И, не смея подумать, что Кавос, умирая, отрекается от всего созданного им, «синьор Калиныч» уже с упрямством исполнял его лучшие арии, не замечая, что плачет и в волнении слишком бьет по клавишам. Только доиграв «Провожальную» — кантату в честь уходящих в поход русских полков, — слуга покорился и мягкими движениями пальцев взял первые аккорды глинковского «Разуверения», звучавшего сейчас как реквием.
И в эту минуту в дверях появился Михаил Иванович, порозовевший от утренних заморозков, от быстрой скачки на тройке, стремительный и испуганный.
— Здравствуйте, господа, — тихо сказал он, поклонившись и спрашивая взглядом о Кавосе…
Доктор Берг, словно оглушенный музыкой и нескончаемой этой бессонной иочыо, вяло нагнулся над Кавосом и тронул его руку, привычно нащупывая пульс. Рука была холодна, а края плотно смеженных век как-то быстро, судорожно дрожали.

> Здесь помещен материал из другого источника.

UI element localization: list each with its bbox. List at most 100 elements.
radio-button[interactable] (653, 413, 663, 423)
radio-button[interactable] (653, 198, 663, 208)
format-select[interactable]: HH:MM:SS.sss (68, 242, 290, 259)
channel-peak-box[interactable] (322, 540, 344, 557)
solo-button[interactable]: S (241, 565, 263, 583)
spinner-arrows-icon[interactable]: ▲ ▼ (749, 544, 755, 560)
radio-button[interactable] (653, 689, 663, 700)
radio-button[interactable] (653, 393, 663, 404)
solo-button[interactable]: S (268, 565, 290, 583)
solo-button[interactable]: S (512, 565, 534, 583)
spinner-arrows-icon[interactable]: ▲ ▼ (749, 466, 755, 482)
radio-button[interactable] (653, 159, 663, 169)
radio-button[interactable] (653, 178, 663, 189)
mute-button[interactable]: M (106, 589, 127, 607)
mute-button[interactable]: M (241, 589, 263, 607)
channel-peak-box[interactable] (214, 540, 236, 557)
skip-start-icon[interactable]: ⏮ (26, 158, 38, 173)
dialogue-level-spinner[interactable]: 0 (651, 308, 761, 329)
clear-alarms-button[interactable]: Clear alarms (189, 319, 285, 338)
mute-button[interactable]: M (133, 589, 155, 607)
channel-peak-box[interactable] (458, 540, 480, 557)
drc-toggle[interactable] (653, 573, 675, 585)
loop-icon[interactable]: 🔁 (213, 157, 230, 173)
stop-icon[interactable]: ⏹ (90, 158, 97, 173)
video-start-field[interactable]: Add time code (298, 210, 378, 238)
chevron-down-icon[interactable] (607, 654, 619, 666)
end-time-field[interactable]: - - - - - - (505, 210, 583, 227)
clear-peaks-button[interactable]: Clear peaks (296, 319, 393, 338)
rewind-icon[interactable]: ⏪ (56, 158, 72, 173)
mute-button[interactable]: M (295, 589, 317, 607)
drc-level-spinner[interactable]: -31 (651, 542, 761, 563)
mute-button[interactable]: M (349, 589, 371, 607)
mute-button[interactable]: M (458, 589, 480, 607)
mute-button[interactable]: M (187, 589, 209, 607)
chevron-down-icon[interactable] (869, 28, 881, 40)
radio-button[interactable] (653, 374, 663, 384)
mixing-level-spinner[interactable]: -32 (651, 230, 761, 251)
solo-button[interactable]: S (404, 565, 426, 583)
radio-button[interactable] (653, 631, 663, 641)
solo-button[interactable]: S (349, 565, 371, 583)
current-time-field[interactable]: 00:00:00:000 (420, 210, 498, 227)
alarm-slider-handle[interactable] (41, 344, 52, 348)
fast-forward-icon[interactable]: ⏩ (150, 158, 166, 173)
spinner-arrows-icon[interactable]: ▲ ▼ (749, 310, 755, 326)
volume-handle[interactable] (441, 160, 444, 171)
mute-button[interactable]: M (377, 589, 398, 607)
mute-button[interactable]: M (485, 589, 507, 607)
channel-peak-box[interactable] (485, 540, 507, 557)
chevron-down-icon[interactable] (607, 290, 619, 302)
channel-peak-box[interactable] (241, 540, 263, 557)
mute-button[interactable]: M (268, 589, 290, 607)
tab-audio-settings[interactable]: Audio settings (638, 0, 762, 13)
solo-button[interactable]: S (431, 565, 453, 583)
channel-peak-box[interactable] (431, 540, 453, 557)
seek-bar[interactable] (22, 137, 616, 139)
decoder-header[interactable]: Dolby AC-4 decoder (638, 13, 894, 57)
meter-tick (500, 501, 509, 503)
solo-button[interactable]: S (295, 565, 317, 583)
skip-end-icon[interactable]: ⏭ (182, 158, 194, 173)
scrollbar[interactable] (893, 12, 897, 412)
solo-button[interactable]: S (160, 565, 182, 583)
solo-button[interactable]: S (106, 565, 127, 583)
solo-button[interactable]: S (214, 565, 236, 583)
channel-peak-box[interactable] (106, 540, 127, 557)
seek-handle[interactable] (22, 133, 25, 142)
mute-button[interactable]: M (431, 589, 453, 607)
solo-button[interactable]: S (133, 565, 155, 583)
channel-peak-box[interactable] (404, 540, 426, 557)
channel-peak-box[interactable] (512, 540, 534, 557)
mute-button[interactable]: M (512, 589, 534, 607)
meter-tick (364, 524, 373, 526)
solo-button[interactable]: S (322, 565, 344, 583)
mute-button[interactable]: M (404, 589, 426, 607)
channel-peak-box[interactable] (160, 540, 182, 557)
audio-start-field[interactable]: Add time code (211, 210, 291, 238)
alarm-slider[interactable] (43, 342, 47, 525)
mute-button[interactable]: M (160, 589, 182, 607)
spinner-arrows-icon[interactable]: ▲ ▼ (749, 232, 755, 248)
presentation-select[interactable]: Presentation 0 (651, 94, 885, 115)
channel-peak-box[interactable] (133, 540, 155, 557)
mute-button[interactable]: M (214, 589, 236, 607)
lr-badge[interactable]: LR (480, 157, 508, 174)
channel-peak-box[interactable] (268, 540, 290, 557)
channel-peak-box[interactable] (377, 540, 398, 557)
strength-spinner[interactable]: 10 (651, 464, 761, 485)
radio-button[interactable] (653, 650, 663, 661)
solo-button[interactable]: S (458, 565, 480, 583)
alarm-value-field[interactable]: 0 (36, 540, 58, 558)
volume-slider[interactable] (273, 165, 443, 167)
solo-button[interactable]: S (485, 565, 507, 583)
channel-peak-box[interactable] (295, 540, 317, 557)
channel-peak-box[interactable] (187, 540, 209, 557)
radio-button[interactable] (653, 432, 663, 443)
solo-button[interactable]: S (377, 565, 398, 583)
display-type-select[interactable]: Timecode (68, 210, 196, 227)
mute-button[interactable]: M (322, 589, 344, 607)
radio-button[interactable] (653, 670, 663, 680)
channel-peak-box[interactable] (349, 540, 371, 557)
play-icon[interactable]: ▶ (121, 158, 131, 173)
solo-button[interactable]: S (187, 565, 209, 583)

— Отходит! — с профессиональным спокойствием прошептал доктор.
И, подпуская ближе сыновей, а с ними и слугу, сказал Глинке со свидетельской и холодной важностью:
— Он мысленно был с вами… Да, господин Глинка, он посылал за вами и, слушая музыку, только что думал о вас! Я утверждаю!
Духовник держал поникшую руку композитора и с укором глядел па Берга, не успевшего предупредить о последних минутах композитора.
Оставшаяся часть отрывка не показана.